Effects of environmental factors and management practices on microclimate, winter physiology, and frost resistance in trees
Guillaume Charrier, Jérôme Ngao, Marc Saudreau and Thierry Améglio
Apr 2015
https://www.frontiersin.org/articles/10.3389/fpls.2015.00259/full
All the authors are from central Europe (Austria, France).
A little more practical article for me. I think it would help these authors to go visit some place that gets cold in winter (Siberia, the Canadian Prairies, southern Chile). For me, the obvious thing that is missing is Foehn winds; there is no mention of Foehn winds (or as I know them, chinooks) in this article.
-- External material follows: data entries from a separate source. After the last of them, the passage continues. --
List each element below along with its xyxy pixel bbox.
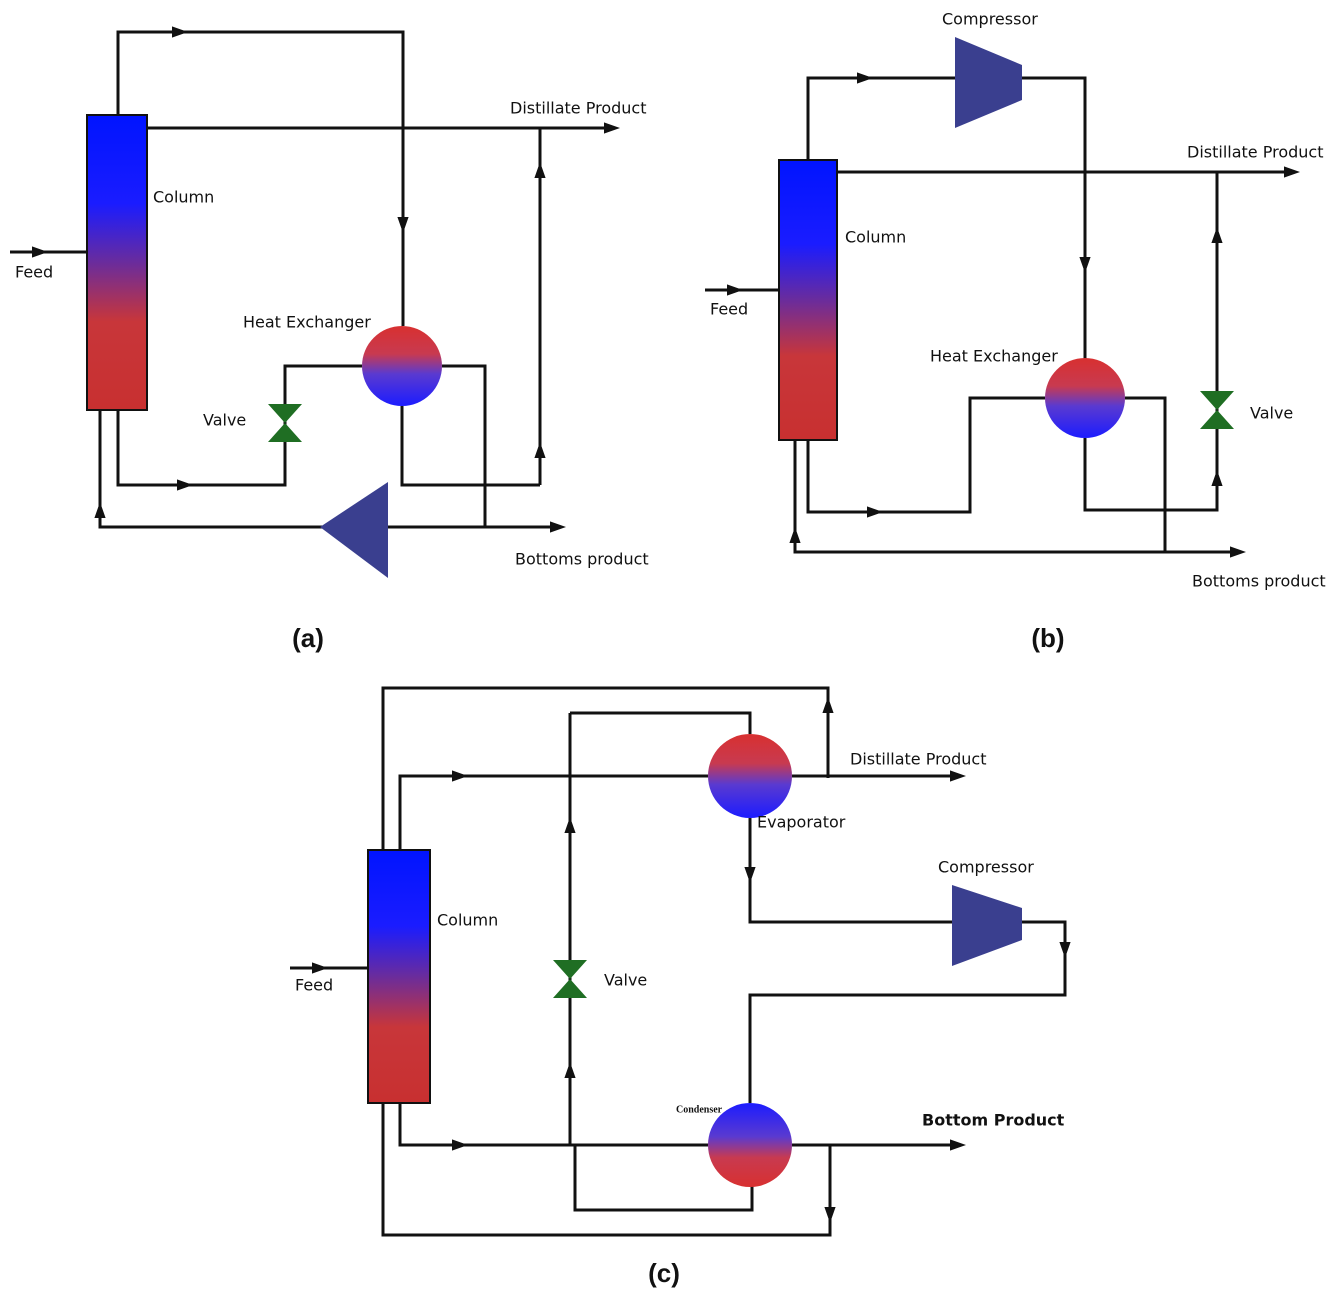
valve [1200, 391, 1234, 429]
flow-arrow [1284, 166, 1300, 178]
column [778, 159, 838, 441]
label: Bottoms product [515, 550, 649, 569]
flow-arrow [789, 527, 801, 543]
flow-arrow [822, 697, 834, 713]
flow-arrow [177, 479, 193, 491]
flow-arrow [550, 521, 566, 533]
flow-arrow [1211, 470, 1223, 486]
caption: (c) [648, 1258, 680, 1288]
label: Feed [710, 300, 748, 319]
label: Compressor [938, 858, 1034, 877]
flow-arrow [172, 26, 188, 38]
label: Heat Exchanger [930, 347, 1058, 366]
flow-arrow [867, 506, 883, 518]
column [367, 849, 431, 1104]
flow-arrow [857, 72, 873, 84]
label: Column [845, 228, 906, 247]
flow-arrow [564, 817, 576, 833]
label: Bottom Product [922, 1111, 1065, 1130]
flow-arrow [1230, 546, 1246, 558]
flow-arrow [564, 1062, 576, 1078]
heat-exchanger [362, 326, 442, 406]
label: Compressor [942, 10, 1038, 29]
label: Column [153, 188, 214, 207]
label: Evaporator [757, 813, 846, 832]
label: Valve [1250, 404, 1293, 423]
label: Feed [15, 263, 53, 282]
flow-arrow [452, 1139, 468, 1151]
flow-arrow [1059, 942, 1071, 958]
flow-arrow [534, 162, 546, 178]
flow-arrow [727, 284, 743, 296]
compressor [320, 482, 388, 578]
heat-exchanger [1045, 358, 1125, 438]
flow-arrow [1211, 227, 1223, 243]
condenser [708, 1103, 792, 1187]
label: Valve [203, 411, 246, 430]
panel-c: Feed Column Evaporator Compressor Valve … [290, 686, 1067, 1288]
compressor [952, 885, 1022, 966]
label: Distillate Product [1187, 143, 1323, 162]
valve [268, 404, 302, 442]
flow-arrow [312, 962, 328, 974]
flow-arrow [1079, 257, 1091, 273]
flow-arrow [452, 770, 468, 782]
flow-arrow [950, 770, 966, 782]
label: Column [437, 911, 498, 930]
label: Feed [295, 976, 333, 995]
flow-arrow [824, 1207, 836, 1223]
label: Heat Exchanger [243, 313, 371, 332]
pipe [10, 30, 612, 529]
label: Distillate Product [510, 99, 646, 118]
caption: (a) [292, 623, 324, 653]
column [86, 114, 148, 411]
caption: (b) [1031, 623, 1064, 653]
pipe [290, 686, 1067, 1237]
panel-b: Compressor Feed Column Heat Exchanger Va… [705, 10, 1326, 653]
label: Distillate Product [850, 750, 986, 769]
flow-arrow [397, 217, 409, 233]
flow-arrow [534, 442, 546, 458]
flow-arrow [604, 122, 620, 134]
compressor [955, 37, 1022, 128]
evaporator [708, 734, 792, 818]
valve [553, 960, 587, 998]
flow-arrow [744, 867, 756, 883]
flow-arrow [32, 246, 48, 258]
label: Valve [604, 971, 647, 990]
panel-a: Feed Column Heat Exchanger Valve Distill… [10, 30, 649, 653]
label: Condenser [676, 1104, 723, 1115]
label: Bottoms product [1192, 572, 1326, 591]
flow-arrow [950, 1139, 966, 1151]
flow-arrow [94, 502, 106, 518]
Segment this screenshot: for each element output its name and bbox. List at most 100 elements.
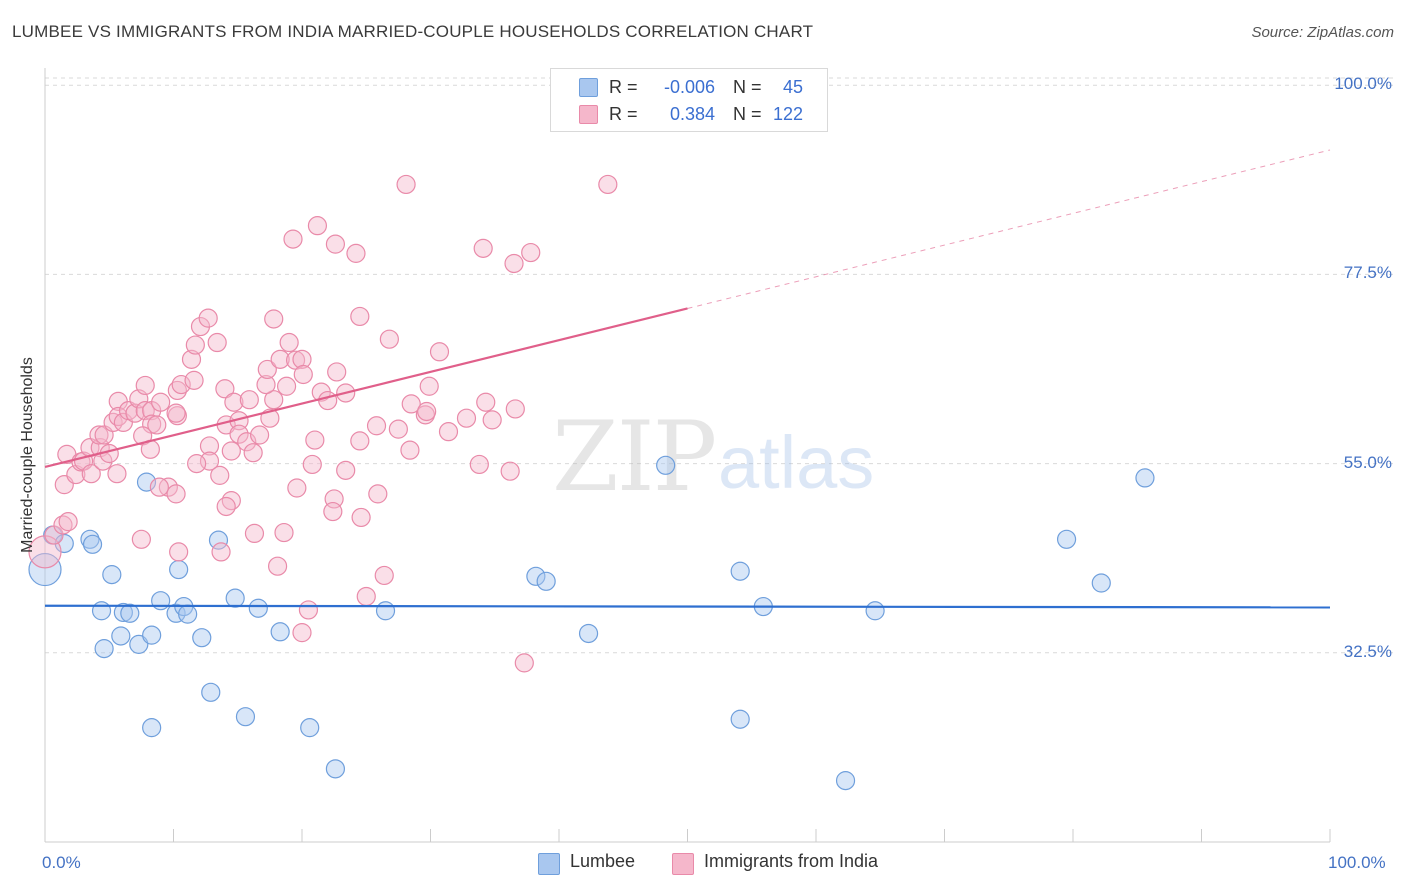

I think this is a more useful article for most people who live where freezing can happen. But, I think the authors lack experience for where things get really cold. They seem to think that snow will prevent freezing in the soil, or it just gets a little cold in the soil. When I moved to Dawson Creek in 1975, we could actually see 2 or more weeks of winter where the warmest temperature on any given day was below -40. Some people talk about "frost lines" of 4 feet and think they are a bother. The frost line here, at that time, was 9 feet (I still think it is defined to be 9 feet, but that is another problem).
The authors also talk about the bark of a tree as having thermal inertia. I don't think of thermal inertia, I think of thermal mass; but I think the two concepts are closely related. But no, I would never say that the bark of a tree provides significant thermal mass to the interior of a tree.
I
should try to read this at least once more.